A case series summarizes seizure patterns, EEG changes, and ALDH7A1 variant findings in six children, emphasizing that early pyridoxine can normalize EEG and improve long-term outlook.
Even within PDE-ALDH7A1, families can see very different seizure types and severity. This report reviews six children treated from 2017 to 2023, with most starting seizures in the neonatal period and one in early infancy. The authors describe features clinicians often worry about: cluster seizures, heat sensitivity, and episodes of status epilepticus.
On EEG, several children showed serious patterns early on (including hypsarrhythmia and focal/multifocal discharges) that improved after vitamin B6 treatment, sometimes rapidly.

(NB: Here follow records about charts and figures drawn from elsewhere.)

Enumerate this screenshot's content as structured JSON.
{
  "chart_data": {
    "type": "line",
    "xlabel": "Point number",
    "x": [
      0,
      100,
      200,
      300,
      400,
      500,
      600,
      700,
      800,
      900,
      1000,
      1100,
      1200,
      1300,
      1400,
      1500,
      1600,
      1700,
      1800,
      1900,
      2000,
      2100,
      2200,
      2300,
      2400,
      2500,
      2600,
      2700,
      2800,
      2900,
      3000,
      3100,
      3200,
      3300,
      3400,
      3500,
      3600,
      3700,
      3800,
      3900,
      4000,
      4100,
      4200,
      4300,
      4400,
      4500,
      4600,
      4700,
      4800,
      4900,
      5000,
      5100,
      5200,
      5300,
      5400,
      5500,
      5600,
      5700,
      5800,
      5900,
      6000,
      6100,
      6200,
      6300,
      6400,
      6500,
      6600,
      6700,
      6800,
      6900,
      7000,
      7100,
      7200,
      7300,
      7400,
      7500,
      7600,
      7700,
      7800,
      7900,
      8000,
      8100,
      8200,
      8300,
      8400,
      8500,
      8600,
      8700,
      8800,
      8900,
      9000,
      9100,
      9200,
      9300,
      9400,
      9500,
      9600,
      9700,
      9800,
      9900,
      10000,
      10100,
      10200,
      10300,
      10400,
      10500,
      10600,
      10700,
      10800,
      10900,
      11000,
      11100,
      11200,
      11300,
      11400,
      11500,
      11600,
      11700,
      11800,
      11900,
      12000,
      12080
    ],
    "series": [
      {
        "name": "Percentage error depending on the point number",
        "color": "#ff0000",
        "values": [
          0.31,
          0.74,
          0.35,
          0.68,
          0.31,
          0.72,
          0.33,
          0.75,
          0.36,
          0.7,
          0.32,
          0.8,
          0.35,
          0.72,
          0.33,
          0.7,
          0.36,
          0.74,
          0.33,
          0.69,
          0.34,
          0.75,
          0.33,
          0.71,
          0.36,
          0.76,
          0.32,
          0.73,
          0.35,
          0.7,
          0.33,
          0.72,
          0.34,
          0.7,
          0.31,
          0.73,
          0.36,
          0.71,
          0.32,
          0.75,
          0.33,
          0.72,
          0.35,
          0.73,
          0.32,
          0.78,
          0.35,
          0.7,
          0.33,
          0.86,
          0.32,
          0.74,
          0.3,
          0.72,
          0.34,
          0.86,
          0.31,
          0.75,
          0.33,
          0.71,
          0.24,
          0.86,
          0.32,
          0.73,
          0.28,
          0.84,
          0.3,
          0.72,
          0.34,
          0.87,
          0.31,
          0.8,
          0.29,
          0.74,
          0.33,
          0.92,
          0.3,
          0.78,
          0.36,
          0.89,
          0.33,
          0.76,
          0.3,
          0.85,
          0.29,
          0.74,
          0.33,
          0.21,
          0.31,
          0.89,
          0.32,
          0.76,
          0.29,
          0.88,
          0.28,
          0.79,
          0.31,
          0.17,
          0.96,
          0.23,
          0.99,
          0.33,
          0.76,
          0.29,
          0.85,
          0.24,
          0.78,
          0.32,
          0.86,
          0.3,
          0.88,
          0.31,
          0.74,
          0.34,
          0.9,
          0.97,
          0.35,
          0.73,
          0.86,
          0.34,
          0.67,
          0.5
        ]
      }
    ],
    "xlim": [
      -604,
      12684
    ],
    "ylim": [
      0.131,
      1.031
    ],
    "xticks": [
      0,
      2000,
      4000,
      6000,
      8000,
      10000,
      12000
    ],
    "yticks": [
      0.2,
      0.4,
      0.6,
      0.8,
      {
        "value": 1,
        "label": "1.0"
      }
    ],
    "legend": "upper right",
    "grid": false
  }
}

The study also reports family histories consistent with severe early epilepsy in siblings in some cases.
Scientifically, the paper combines exome sequencing, Sanger confirmation, and phenotype-based variant interpretation to map ALDH7A1 variants in this cohort. It also raises a practical genetics point for regional populations: the authors suggest specific variants (c.1061A>G and c.1547A>G) may be relatively common in Chinese children with PDE. If confirmed in larger datasets, this can inform faster diagnosis pipelines and carrier testing strategies.
Why this matters
It highlights recognizable clinical clues (heat sensitivity, clusters, EEG patterns) and reminds us that EEG can be a measurable “response marker” after B6 treatment.
Limitations
This is a small case series from one center and cannot represent the full genetic and clinical spectrum across China or globally.
Sources
- “Analysis of clinical features and genetic variants in Chinese children with pyridoxine-dependent epilepsy: a case series study.” Frontiers in Neurology (2025). DOI: 10.3389/fneur.2025.1609600 (PubMed: 40979201; Free full text: PMC12443544)
Safety note: This summary is educational and not medical advice.